Twórcą pierwszego polskiego PRT był ppłk Wiesław Pyć. Dowodził żołnierzami, plutonem ochrony oraz specjalistami cywilnymi z różnych dziedzin. Do pracy w PRT do listopada 2013 roku wyjechało około 70 cywilnych ekspertów, przy czym niektórzy w misji wzięli udział kilkakrotnie. To specjaliści między innymi do spraw społecznych, kulturowych, edukacji, infrastruktury, prawnych, przedsiębiorczości, elektryfikacji i kontaktów z mediami. Zespół prowadził duże, kosztowne i długoterminowe projekty. „Wszystkie miały jeden cel. Chodziło o to, by poprawić warunki życia mieszkańców Afganistanu, doświadczonych wojnami i waśniami plemiennymi”, mówi Jacek Matuszak. „Bardzo ważnym zadaniem było także doradzanie władzom prowincji. Żołnierze i specjaliści PRT spotykali się z gubernatorem prowincji Ghazni, przedstawicielami miejscowej administracji i parlamentu afgańskiego, lokalnymi liderami i przywódcami plemiennymi”, dodaje były specjalista z PRT.

By dzieci mogły się uczyć

Działanie polskiego PRT w Afganistanie opierało się na trzech dokumentach: „Narodowej strategii rozwoju Afganistanu”, „Milenijnych celach rozwoju ONZ” oraz na programie pomocy rozwojowej, przyjmowanym co roku przez Radę Ministrów.
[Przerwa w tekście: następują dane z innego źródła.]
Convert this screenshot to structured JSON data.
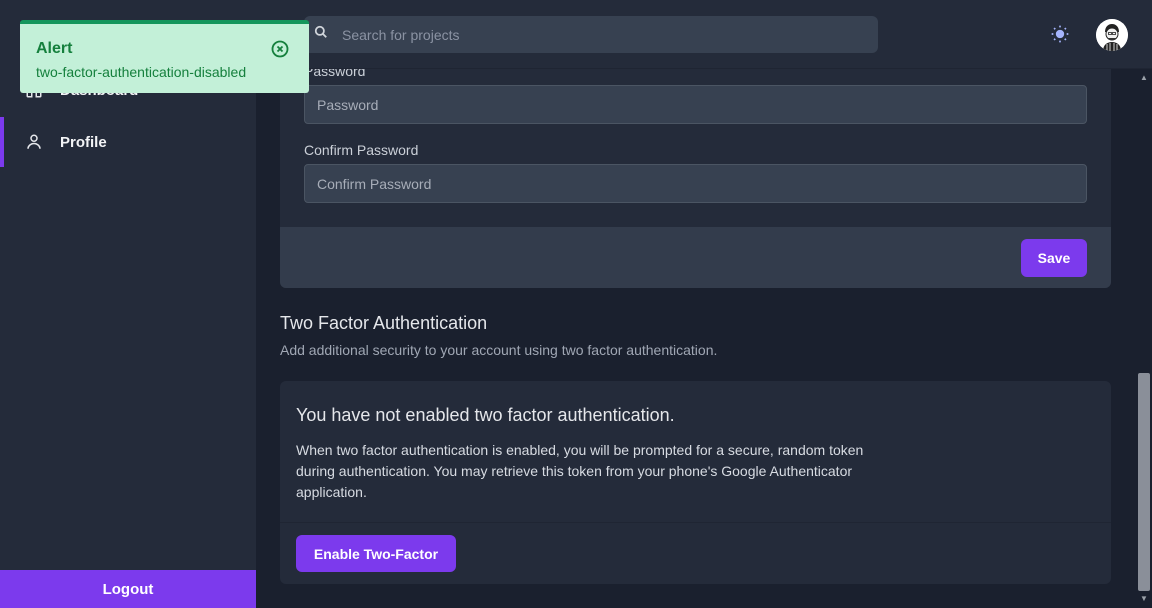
{
  "sidebar": {
    "items": [
      {
        "label": "Dashboard",
        "icon": "home-icon"
      },
      {
        "label": "Profile",
        "icon": "user-icon",
        "active": true
      }
    ],
    "logout_label": "Logout"
  },
  "header": {
    "search_placeholder": "Search for projects",
    "theme_icon": "sun-icon",
    "avatar_icon": "avatar"
  },
  "password_form": {
    "password_label": "Password",
    "password_placeholder": "Password",
    "confirm_label": "Confirm Password",
    "confirm_placeholder": "Confirm Password",
    "save_label": "Save"
  },
  "two_factor": {
    "title": "Two Factor Authentication",
    "description": "Add additional security to your account using two factor authentication.",
    "status_heading": "You have not enabled two factor authentication.",
    "info_text": "When two factor authentication is enabled, you will be prompted for a secure, random token during authentication. You may retrieve this token from your phone's Google Authenticator application.",
    "enable_label": "Enable Two-Factor"
  },
  "toast": {
    "title": "Alert",
    "message": "two-factor-authentication-disabled"
  },
  "colors": {
    "accent": "#7c3aed",
    "background": "#1a202e",
    "panel": "#242b3a",
    "toast_bg": "#c3f0d8",
    "toast_text": "#15803d"
  }
}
„Podstawą naszej pracy był pomysł. Przy czym zamysł projektu zawsze pochodził od mieszkańców, na przykład przedstawicieli władz lokalnych, starszyzny, organizacji pozarządowych. Szansę na powodzenie miały bowiem tylko te propozycje, które wychodziły od Afgańczyków. I to oni wskazywali również, kto weźmie udział w projekcie”, mówi ppłk Sławomir Kaczor. Jacek Matuszak wspomina z kolei, że na początku działania PRT wystarczyło, że Afgańczycy napisali jednozdaniowe podanie z prośbą na przykład o wybudowanie szkoły. „Z czasem nauczyliśmy mieszkańców przygotowywać takie pisma. Złożony przez nich dokument zamienialiśmy we wstępny szablon projektu, opisywaliśmy w nim dokładne dane i miejsce inwestycji, wstępny kosztorys, zakres pracy, harmonogram, wycenę, termin wykonania, zagrożenia projektu, korzyści jakie z niego wynikają oraz wskazywaliśmy osoby odpowiedzialne za inwestycje ze strony polskiej i afgańskiej”, opisuje. Tak przygotowany dokument opiniował przedstawiciel Ministerstwa Spraw Zagranicznych w Ghazni, później papiery trafiały do Polski. Gdy była zgoda z kraju, PRT robił rozpoznanie rynku i szykował przetarg. „Pamiętam, że zaskoczyło mnie podejście Afgańczyków do naszej pracy. O ile Irakijczycy, domagając się pomocy, mówili »dajcie nam«, o tyle mieszkańcy Afganistanu prosili o wsparcie. To wiele dla nas znaczyło”, dodaje Jacek Matuszak.

PRT prowadził projekty w rocznym systemie rozliczania. Oznaczało to, że inwestycja musiała być zamknięta i rozliczona w ciągu roku budżetowego. „Z wydawaniem pieniędzy zawsze były problemy. Limity mieliśmy w złotówkach, a płaciliśmy w dolarach, przy czym wartość waluty nie była stabilna. Obawiając się, że może nam zabraknąć pieniędzy, na początku asekurowaliśmy się, pisząc mniej projektów. W praktyce okazywało się, że gdy dolar staniał, mieliśmy na koniec niewykorzystane środki. Z czasem nauczyliśmy się, że warto mieć przygotowane krótkotrwałe, rezerwowe projekty, na przykład zakupowe”, opisuje szef wydziału CIMIC z Dowództwa Operacyjnego.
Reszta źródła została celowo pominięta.